Since we’ve reached feature parity, we now plan on investing our efforts in two main areas. The first is to continue to improve the core ScyllaDB promise, keep raising the bar with awesome performance out of the box, verifying that no matter what happens, P99 latency is the lowest. ScyllaDB tracks latency violations and we still have a few to iron out. Repair speed should continue to be improved and we’d like to invest in workload shedding so ScyllaDB will be able to sustain all types of bursts, including ones with unbounded parallelism.

Another important core enhancement is around elasticity. We want to make it easy, fast and reliable to add and remove nodes, multiple nodes at a time, with minimal interruptions from compactions and simpler operations (further automating repairs, nodetool cleanup and so forth).

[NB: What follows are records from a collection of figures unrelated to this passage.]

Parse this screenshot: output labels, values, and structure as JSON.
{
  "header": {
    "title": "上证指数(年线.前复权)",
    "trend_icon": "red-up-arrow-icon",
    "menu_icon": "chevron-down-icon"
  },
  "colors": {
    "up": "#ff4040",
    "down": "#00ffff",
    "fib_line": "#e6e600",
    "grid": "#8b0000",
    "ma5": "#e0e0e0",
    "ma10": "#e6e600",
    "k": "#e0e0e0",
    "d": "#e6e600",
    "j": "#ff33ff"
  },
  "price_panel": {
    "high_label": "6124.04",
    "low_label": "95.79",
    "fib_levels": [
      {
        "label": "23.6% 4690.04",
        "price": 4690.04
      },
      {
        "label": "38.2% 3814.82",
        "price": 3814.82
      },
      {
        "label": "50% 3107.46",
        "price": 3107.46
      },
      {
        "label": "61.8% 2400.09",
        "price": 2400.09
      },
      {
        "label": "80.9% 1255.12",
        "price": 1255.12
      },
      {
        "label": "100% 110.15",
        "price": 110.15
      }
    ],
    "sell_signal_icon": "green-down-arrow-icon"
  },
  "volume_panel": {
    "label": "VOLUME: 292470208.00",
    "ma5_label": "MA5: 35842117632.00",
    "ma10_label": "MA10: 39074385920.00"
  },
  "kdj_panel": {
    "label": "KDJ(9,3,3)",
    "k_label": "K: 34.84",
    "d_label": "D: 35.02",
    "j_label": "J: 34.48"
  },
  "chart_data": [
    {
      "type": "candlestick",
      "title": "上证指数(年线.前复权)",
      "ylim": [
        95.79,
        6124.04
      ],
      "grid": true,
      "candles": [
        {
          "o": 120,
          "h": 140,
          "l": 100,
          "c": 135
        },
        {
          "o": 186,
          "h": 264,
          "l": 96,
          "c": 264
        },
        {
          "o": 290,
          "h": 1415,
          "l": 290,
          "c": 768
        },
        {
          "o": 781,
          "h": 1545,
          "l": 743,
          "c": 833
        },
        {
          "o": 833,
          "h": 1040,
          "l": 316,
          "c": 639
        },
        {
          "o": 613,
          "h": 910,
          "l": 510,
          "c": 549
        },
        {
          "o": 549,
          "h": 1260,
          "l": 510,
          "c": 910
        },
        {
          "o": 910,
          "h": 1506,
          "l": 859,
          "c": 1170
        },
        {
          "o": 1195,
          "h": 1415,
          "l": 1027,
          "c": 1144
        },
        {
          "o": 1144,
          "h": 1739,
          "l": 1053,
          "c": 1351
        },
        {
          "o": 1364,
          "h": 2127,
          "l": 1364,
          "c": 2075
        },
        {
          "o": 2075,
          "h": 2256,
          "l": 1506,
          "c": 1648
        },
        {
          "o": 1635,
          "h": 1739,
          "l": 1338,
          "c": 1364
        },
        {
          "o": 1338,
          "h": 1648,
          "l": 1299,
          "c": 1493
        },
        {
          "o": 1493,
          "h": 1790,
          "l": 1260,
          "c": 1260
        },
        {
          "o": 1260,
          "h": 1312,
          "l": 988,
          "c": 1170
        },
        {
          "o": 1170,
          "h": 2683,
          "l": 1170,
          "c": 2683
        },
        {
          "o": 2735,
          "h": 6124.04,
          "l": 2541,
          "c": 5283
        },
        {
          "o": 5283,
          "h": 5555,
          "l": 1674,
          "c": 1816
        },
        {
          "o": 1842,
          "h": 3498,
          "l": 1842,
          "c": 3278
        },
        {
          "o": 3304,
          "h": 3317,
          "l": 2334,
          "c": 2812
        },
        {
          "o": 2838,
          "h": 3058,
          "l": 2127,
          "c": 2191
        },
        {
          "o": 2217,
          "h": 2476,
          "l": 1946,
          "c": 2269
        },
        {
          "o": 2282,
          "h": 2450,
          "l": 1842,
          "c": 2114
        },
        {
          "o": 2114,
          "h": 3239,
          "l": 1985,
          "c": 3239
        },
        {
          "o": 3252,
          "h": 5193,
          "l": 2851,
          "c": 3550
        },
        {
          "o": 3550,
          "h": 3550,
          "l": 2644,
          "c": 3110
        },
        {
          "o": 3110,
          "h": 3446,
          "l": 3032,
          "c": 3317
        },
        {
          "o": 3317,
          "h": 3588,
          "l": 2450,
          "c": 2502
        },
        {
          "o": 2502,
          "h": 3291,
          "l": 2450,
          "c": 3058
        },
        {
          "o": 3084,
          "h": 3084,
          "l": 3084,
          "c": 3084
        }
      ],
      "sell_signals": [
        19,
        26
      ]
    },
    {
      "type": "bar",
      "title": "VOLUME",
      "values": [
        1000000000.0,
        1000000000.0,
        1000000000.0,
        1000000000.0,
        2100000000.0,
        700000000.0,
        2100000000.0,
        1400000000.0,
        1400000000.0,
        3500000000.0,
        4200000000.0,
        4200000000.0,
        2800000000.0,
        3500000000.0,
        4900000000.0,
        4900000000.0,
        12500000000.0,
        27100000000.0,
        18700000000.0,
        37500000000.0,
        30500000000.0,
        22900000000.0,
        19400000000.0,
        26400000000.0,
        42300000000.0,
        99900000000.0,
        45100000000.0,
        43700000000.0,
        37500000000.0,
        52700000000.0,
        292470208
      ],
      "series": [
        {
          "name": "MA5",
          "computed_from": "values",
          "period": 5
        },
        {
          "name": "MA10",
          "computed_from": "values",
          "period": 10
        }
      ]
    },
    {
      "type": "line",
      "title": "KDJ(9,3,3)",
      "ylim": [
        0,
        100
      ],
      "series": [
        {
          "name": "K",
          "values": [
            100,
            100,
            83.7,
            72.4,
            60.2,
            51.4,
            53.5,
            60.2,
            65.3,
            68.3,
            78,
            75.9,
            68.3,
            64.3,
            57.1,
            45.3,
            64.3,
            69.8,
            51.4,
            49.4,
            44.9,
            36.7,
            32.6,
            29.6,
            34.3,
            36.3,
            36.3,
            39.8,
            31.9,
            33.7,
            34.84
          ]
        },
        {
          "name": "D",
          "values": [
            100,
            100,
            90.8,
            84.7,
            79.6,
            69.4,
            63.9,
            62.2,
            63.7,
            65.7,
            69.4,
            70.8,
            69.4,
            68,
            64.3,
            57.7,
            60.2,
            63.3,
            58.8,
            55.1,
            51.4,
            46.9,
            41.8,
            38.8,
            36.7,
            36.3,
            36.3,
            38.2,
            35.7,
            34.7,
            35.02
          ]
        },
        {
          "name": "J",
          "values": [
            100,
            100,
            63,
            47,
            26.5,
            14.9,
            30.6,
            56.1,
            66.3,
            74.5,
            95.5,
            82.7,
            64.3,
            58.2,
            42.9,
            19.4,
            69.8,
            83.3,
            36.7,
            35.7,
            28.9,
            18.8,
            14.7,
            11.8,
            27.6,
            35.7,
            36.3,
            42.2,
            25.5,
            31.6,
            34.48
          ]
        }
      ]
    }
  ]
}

The second major area is ease of use. Now that we’ve got drivers such as GocqlX and sharded Go, Java and Python drivers, it is time to simplify the onboarding experience with best practices, to simplify migration, to add a component called ScyllaDB Advisor, which will automatically indicate where there may be configuration issues or performance challenges. We’ll add machine images on GCP and Azure, productize our k8s operator, make ScyllaDB Cloud more elastic and add more self service operations. The list goes on.

For now, as my friends in India like to say, happy upgradation!